Apart from his apparent interest in Australian flora and fauna, Mushroom’s penchant is sound. It’s something that shines through time and again on Blue Lines: an incredible layering of weird but complementary sounds emerges with each listen. 

“I’m really into sounds of the world and the concept of sound amazes me. I was in the bath the other day and I was listening to my heart beating so I taped it. I know that sounds weird, but I think it’s an interesting thing. Just recently, I’ve been chatting to this guy that used to operate sonar for the navy and he was telling me about the science behind it. To me that’s absolutely fascinating.”

It’s getting late and Mushroom has decided he’s had enough of talking about music. Besides, he has some pressing geography questions and he’s not putting down the phone until he gets some straight answers.

“I know people that have come out from Australia and they tell me these atrocious spider stories. They lifted up a stone and there was a funnel web and it came up and attacked them. I’ve heard stories that you can’t even tread on a spider cause they’re so big. I don’t know how you lot can accept venomous spiders living right in your own back gardens!”

It’s not something you think about all that often.

“What about those red kangaroos? Man! Is it true they can kill you with one swipe of their tail? And I’ve been told that people try and keep them as pets! You know, I’d really like to come to Australia and just hang out in the countryside, but there’s no way I could handle crocodiles trying to eat me or huge kangaroos jumping all over me.”

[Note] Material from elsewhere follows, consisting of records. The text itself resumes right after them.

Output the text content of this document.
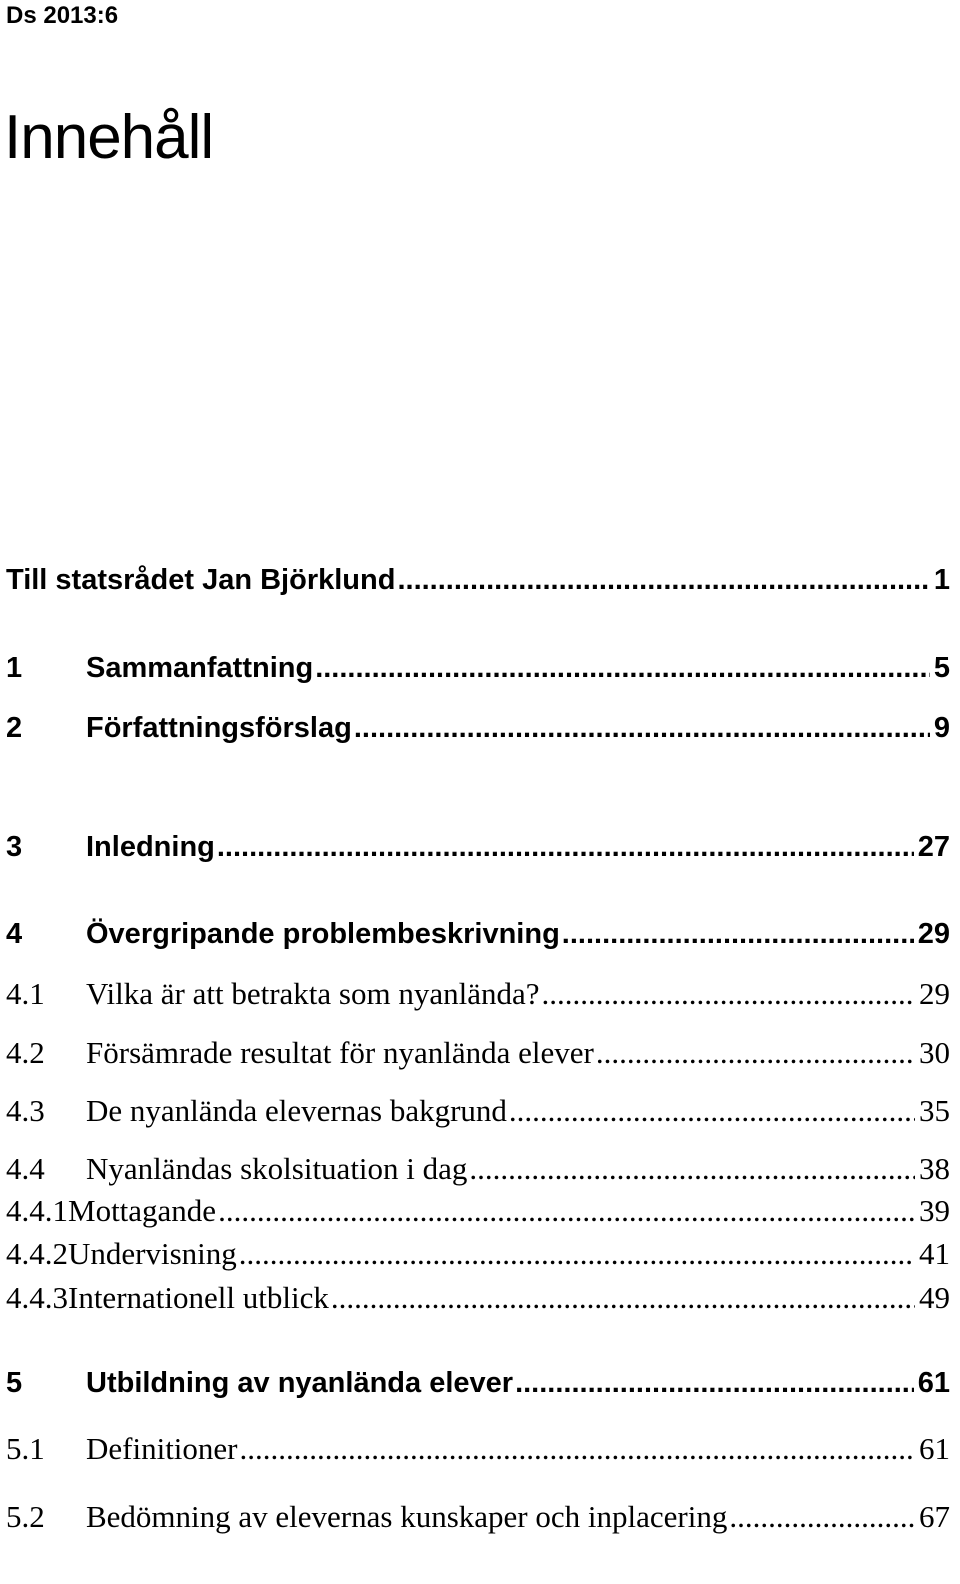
Ds 2013:6
Innehåll
Till statsrådet Jan Björklund .....	1
1	Sammanfattning .....	5
2	Författningsförslag .....	9
3	Inledning .....	27
4	Övergripande problembeskrivning .....	29
4.1	Vilka är att betrakta som nyanlända? .....	29
4.2	Försämrade resultat för nyanlända elever .....	30
4.3	De nyanlända elevernas bakgrund .....	35
4.4	Nyanländas skolsituation i dag .....	38
4.4.1 Mottagande .....	39
4.4.2 Undervisning .....	41
4.4.3 Internationell utblick .....	49
5	Utbildning av nyanlända elever .....	61
5.1	Definitioner .....	61
5.2	Bedömning av elevernas kunskaper och inplacering .....	67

Don’t worry, Mushroom. We’ll keep our kangaroos on a leash while you’re here.

Notes:

The WM-DD100 ‘Boodo Khan’ Walkman was Sony’s mid-eighties audiophile stereo, notable for its bass boost loudness and oversize ‘can’ headphones. 

A few hilarious British stereotypes on Australia.

I wonder whether other artists are resentful at remixes, especially ones that achieve better sales while the band’s original languishes.